My students… well, that’s a different story.  I will let them know when they have used their instead of there.  I will remind them that it’s not the Jones’ dog but rather the Jones’s dog.  And I will most assuredly remind them that run-on sentences are appalling, objectionable, and downright dreadful.

Yup – that’s the worst nightmare part right there.

But… but…

Think of it this way.  If I can point out those malevolent little comma splices, won’t that make you a better writer if you can avoid them in the future? 
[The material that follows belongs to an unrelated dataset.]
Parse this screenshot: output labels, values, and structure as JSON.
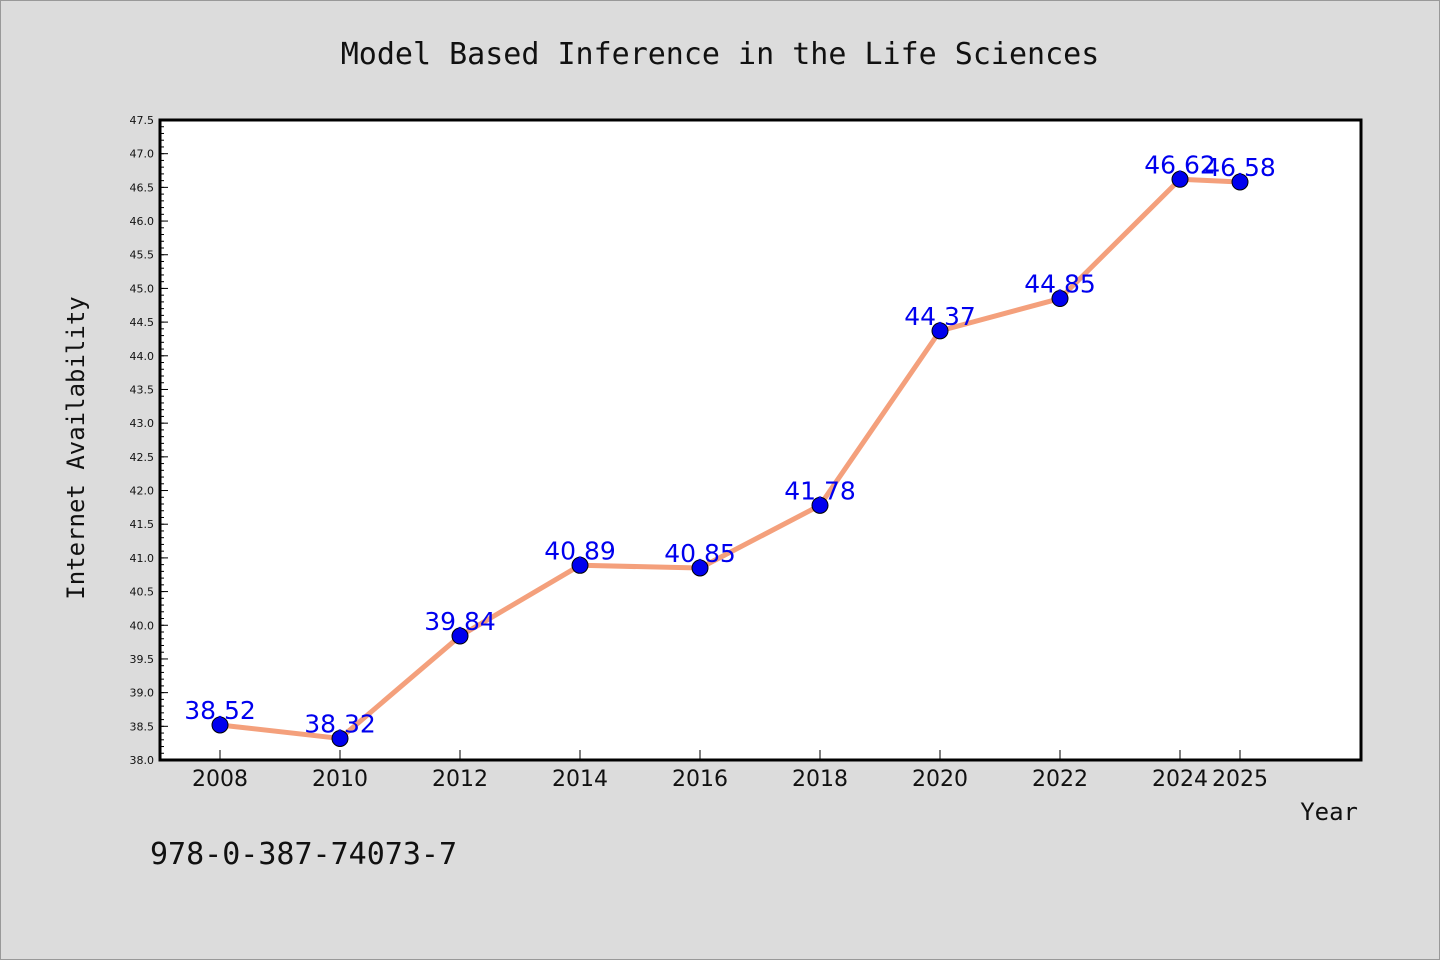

(The answer is yes, by the way)

If I remind you that you need to vary your sentence structure, won’t that make your writing become more vivid when you start with those structures next time?

(Again, answer yes here)

AND… (wait – aren’t you not supposed to start a sentence with and?  Shhh – I’m making a point) if I ask you to give more sensory details so I can “see” the event that you are describing, won’t that help you make your essay as interesting as can be when revising for your final draft?

(Um, yeah)

As a language teacher (two of them – English AND German) at Arizona Virtual Academy, where so much of the communication with my students is written, I see it all—the good, the not quite good but getting there, and the “get thee to a thesaurus.”  But don’t worry, I won’t always blog about grammar. Here on the thinktanK I will be providing a “behind-the-scenes” peek into what life is like for a virtual education teacher. I love my job, especially helping my students become better writers, and I’d like for you to see why. If you ever have any questions about anything I blog about—or just have questions about online learning, please feel free to comment on my posts. I promise I won’t critique your grammar! So you see, while I can be your worst nightmare, I am also your best friend.  Just make sure you write your dog instead of you’re dog, OK?